The Importance of Grammar

In a class I was taking online, we were discussing grammar and how much it matters in a writing assignment. One student pointed out that the errors in grammar may be cultural, with the implication that this excused the student not using proper noun-verb agreement, etc.

It is true, to a certain extent. There are people who make bad grammar part of their dialect. It might be mixing noun-verb agreement, not adding -ly to adjectives to make adverbs, or using “ya’ll”, short for “you all”, when speaking to one person or multiple people. They may leave out articles or use the wrong ones. They may build contractions that aren’t really grammatical contractions at all or create new words from existing vocabulary to build new meaning or emphasis. Sometimes, these changes are dialect. Sometimes these are not dialect, but a product of new language acquisition or falling behind their peers in language learning. Sometimes it is a combination.

What does this mean for us as writers?

Know your audience. That doesn’t mean saying “My audience is young adult, so I will use a lot of slang and hip-talk”. It doesn’t mean saying “My audience is southern readers, so I’ll use ya’ll and mix and match southern colloquialisms.” It means understanding that your audience is reading a text. They expect that text to conform to certain conventions, namely the convention that the writer writes like they understand the rules of grammar. Don’t assume they will want to read something written in their own “dialect”. You may not actually know what that dialect really is.

It also means that if your own grammar skills are not up to par, practice them and learn the rules you don’t know. It means proof-reading your work and making sure your grammar is correct and that you’re communicating your ideas clearly and concisely. It also means that you make sure your spelling is correct and that you’re using the correct homophone for the meaning you are conveying.  This is important because poor grammar and poor spelling makes writing seem sloppy and the author sound lazy.

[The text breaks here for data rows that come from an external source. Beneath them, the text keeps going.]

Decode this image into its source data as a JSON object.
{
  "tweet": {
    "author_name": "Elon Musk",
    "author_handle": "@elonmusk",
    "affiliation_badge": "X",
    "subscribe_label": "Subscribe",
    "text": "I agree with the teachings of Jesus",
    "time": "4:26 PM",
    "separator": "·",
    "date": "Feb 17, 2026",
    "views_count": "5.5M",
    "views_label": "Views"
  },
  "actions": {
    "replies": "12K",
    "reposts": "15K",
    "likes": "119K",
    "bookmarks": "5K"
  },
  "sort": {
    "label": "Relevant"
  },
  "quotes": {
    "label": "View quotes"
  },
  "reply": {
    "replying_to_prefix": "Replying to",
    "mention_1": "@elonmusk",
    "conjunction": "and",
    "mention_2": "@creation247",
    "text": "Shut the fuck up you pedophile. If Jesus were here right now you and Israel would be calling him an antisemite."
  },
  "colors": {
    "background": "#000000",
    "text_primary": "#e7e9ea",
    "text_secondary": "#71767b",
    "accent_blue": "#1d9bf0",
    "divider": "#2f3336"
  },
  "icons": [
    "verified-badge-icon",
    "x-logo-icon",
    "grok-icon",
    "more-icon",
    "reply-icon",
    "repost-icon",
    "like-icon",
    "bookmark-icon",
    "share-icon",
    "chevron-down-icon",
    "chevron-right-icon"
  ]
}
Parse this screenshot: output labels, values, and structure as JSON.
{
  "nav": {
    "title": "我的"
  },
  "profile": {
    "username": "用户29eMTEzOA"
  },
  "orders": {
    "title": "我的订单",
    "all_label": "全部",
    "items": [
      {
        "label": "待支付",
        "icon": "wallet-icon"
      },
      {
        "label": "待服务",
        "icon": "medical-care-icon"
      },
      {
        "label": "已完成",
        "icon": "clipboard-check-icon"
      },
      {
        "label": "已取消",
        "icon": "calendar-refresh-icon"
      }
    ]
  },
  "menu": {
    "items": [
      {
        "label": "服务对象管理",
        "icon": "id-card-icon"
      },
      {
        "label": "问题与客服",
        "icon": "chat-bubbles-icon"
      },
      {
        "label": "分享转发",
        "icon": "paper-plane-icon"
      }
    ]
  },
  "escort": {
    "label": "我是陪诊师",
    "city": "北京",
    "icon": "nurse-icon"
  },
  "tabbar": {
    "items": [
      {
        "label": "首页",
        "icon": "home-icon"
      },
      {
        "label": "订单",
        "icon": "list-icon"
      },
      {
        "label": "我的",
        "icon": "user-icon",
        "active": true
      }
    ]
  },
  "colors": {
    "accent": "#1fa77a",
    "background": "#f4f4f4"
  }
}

I wish I could express more just how important good grammar is, because it really gets overlooked. It gets overlooked in emails, in blogs, and, though I shudder to say this, even in news articles. There is nothing quite like receiving an email from a superior at work and thinking to yourself “this person doesn’t really know how to write.” It is important because your ability to follow the rules of grammar is the first and most important way that you will create ethos. If you want your reader to listen to what you have to say, no matter your reason, you have to sound like you know what you are writing about. If your grammar is poor, no argument will be convincing; no story will feel true or authentic.

But Lynn, you say, I need my story to have a certain flavor. I need to be able to have my readers hear farm life, the inner city, or the voice of someone who is struggling to learn English as part of their effort to fit into a new world.

Okay, yes. There are times that you’ll break the conventions of grammar. However, when you do that, it is measured for effect. You might pepper dialogue with it or slip colloquialisms into your narration. It will not fill your writing or dominate it. It will not make your writing seem lazy or unreadable. If you do it correctly, though, your reader will hear the dialect that you want them to hear. It will sound authentic and not condescending.

Just how to do it is another story, and not part of this post. I will say this: if you want to learn how to add dialect to your writing without those glaring grammatical errors that ruin prose, read. Determine the kind of flavor or dialect you need and research. Find authors who are known for writing in that dialect and complimented by critics for writing well. Read the work, multiple times, and look for how they follow grammar rules and where they pepper in the exceptions that indicate dialect changes. Then practice it, and ask someone else to read it. Ask them to be frank with you about how your writing works.

When you are writing and looking at grammatical construction, you should keep these things in mind, no matter how you choose to bend the rules:

1. Be clear. Your reader should know exactly what you are talking about at all times
2. Don’t be lazy. If your writing seems sloppy or lazy to the person proof-reading, tighten it up. It is okay if a character sounds sloppy or lazy, but you should not.
3. Be authentic. If you aren’t sure how a person should talk, don’t try to mimic it. If you need to, go out and talk to people, read other work, or listen. Do not just assume that “ain’t” and “ya’ll” will make your writing sound southern or that “yous” and “yo dog” will make your writing sound gritty or inner city.
4. Proof read. Don’t let an over-looked error ruin your peppering.